As a group, graduates with doctoral diplomas represent just 2% of American adults with college degrees. But the graduates were told that their relatively small numbers bely a more communal reality — that their knowledge was built on the wisdom of many scholars who came before them, and that their academic success was made possible by people who supported them.
“It is important to recognize the act of hooding, too, is a symbol — a symbol of the passing of knowledge, expertise and skill from your faculty mentor to you,” UD Provost Laura Carlson said.
It’s also an achievement that relies on more than a few friends and family. Both were in plentiful supply at the ceremony — dads and moms, partners and babies, even soulmates and classmates.
“We went to school together literally from kindergarten through high school,” said Becca Ivers of bioinformatics data science graduate Rachel Ann Keown. The friendship has been so close through the years that the pair are now “practically sisters.”
“It’s been a journey that she never gave up,” Ivers said. “She’s been on vessels out in the ocean working for this degree. She really is amazing.”
Those kinds of words become a sustenance of sorts for doctoral students who have spent four, five or even seven years earning the title of “doctor,” Rossi said.
“It’s hard to do that without having people who know you, who care about you and are there for you,” Rossi said. They may not leave the ceremony with a degree of their own, but they have earned their own sort of glory, the graduates were told.

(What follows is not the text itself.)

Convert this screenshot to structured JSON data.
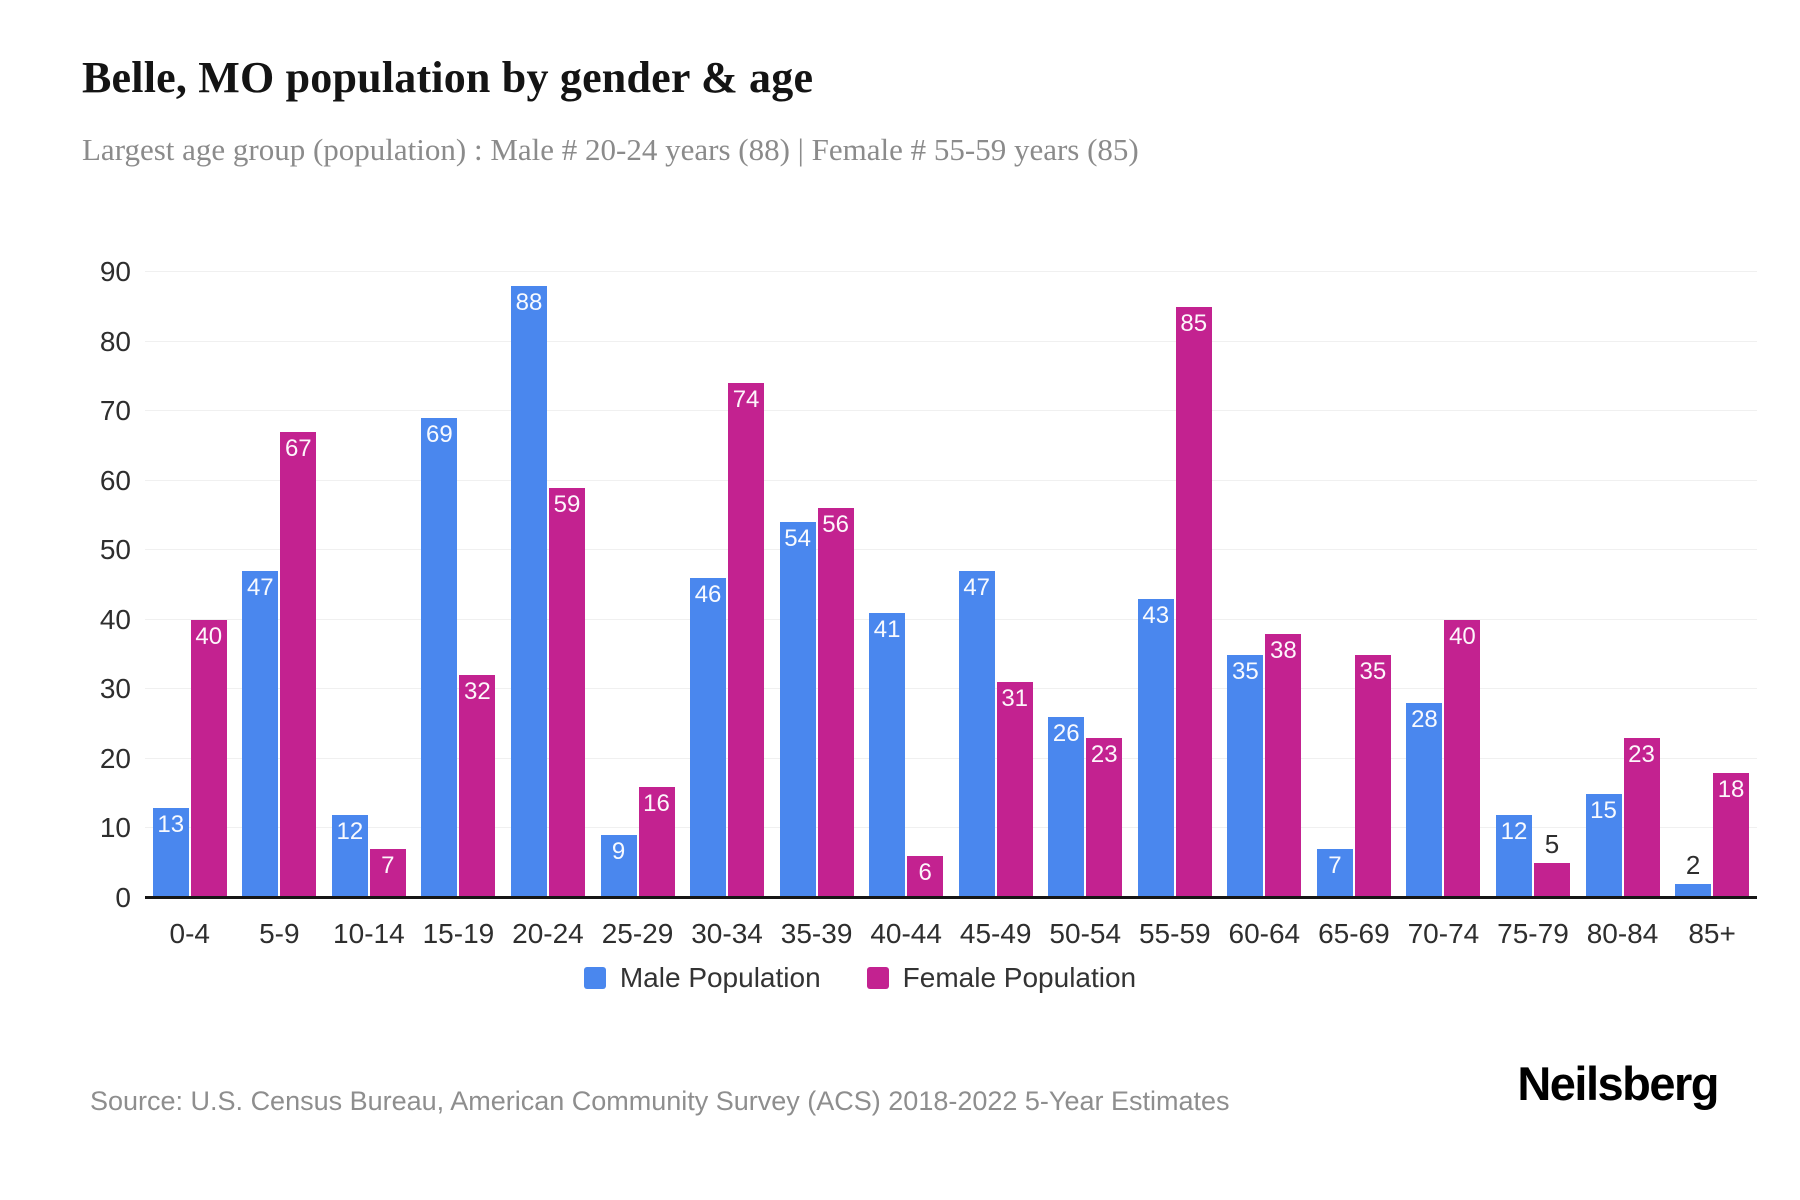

“To the family and friends of our graduates, I want to say, ‘Thank you. Thank you for your support and encouragement.’ It has been absolutely essential to their success,” Assanis said.
None of those supporting actors may have made it to the stage, but they played their parts well from their seats in the cheering crowd. High above the floor at the Bob, amid the happy burbling of the baby that accompanied them, DeVonte Moore’s five friends were there to see him take his chemistry and biochemistry degree.
One of them, former classmate and fellow UD chemistry and biochemistry doctoral degree recipient Patrick Beardslee, had few doubts that his California friend would be one of those change-makers that Assanis hailed.
“He’s committed,” he said of Moore, whose non-infant friends in attendance also included Stacie Beardslee, Christine Rourke, Joey Patria and Susanne Walker.
“He was in California, then drove back to Delaware” to resume his studies after a pause, Stacie Beardslee said.
The faculty members who served over the years as crucial advisors for the graduates were of course in attendance as well, taking the stage and draping their “mentees” with the 4-foot-long doctoral hood — lined with blue and gold, naturally — then standing by proudly as happy celebrations ensued.
“Thanks for seeing her through,” communication graduate Emily Pfender’s family said to her advisor, professor Scott Caplan.
“We did it!” Caplan said to his newly minted doctor before offering her family some friendly academic advice. “Now that she’s a doctor, whatever she says, you have to listen to, especially if it’s about social media research.”
Pfender wasn’t so sure about that, but she was certain that her UD degree was time well spent: Next, she heads off for a job as a postdoc at the University of Pennsylvania, aiming to use her hard-earned expertise to examine the ways that information on social media can impact people’s health outcomes.
“I do know that doing a Ph.D. is one of the best decisions I ever made,” she said. “It’s been about the development of knowledge, and I don’t think there’s anything more important than that.”